Jesús es el único camino y verdad hacia una vida eterna. Jesús nos ha escogido y nos ha hecho aptos, más está en nosotros tomar la decisión de seguirle y creer en Él para levantarlo en cada área de nuestra vida. Cuando levantamos a Jesús a pesar de lo que veamos, sintamos o creamos. Él se encarga de levantar en nuestra vida todo lo que habíamos considerado perdido, ya sea un familiar, un negocio o algún problema que no tenía solución.


Lucas 9: 57-58 “Mientras caminaban, alguien le dijo a Jesús: Te seguiré a cualquier lugar que vayas. Jesús le respondió: Los zorros tienen cuevas donde vivir y los pájaros tienen nidos, pero el Hijo del Hombre no tiene ni siquiera un lugar donde recostar la cabeza”.


Jesús muchas veces confronta el interés por el cual le seguimos, lo hace con el único fin de conocer si lo estamos haciendo con un corazón dispuesto y entregado a Él. No basta con solo seguirle sino buscar tener una relación íntima con el padre, conocerle y entregarse por completo a Él.
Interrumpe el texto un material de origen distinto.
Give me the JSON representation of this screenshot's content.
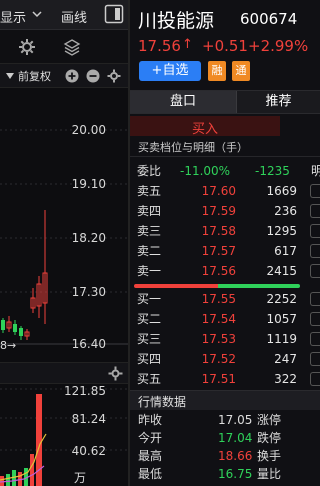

Solo Jesús puede darle vida a nuestro amor y multiplicarlo. Como personas tendemos a amar solo a aquellos que creemos que merecen ser amados por nosotros, pero Jesús rompió ese concepto en la cruz del calvario cuando se entregó por amor a una humanidad que no lo tenía en cuenta. Fue a través de su ejemplo que nos ayudó y enseñó a amar sin limitaciones, entendiendo que somos iguales a quienes nos rodean y como prójimos nos necesitamos unos a otros; solo un amor tan genuino como el de Jesús puede llenar nuestros vacíos y carencias.


Cada tormenta que llega a tu vida viene con el propósito de limpiarte y sacar todo aquello que te ha querido estancar. Lo que no hemos querido romper o sacar de nuestra vida Jesús lo aparta para que ahora su relación contigo no tenga barreras ni piedra que la haga tropezar. El mismo Jesús que una vez extendió su multiplicación hacia un pueblo, sanó y levantó a muchos que ya daban por perdidos, que cada día aumentó la fuerza de los débiles, ese mismo Jesús está contigo en medio de la tempestad, así como estuvo en medio de la barca con sus discípulos.


Entendamos que nuestra vida en Cristo es como la de los árboles, ellos cargan con frutos, pero cuando viene la tormenta, no serán sus frutos quienes los sacarán de ella sino la fuerza que tengan sus raíces. La base de nuestras raíces se sustenta en Jesús. La intimidad que desarrollemos con Jesús será aquella que nos ayude en el día malo. Mientras nos encarguemos de levantar a Jesús en nuestra vida, hogar y nación, veremos cambios en cada área donde le demos la gloria a Él.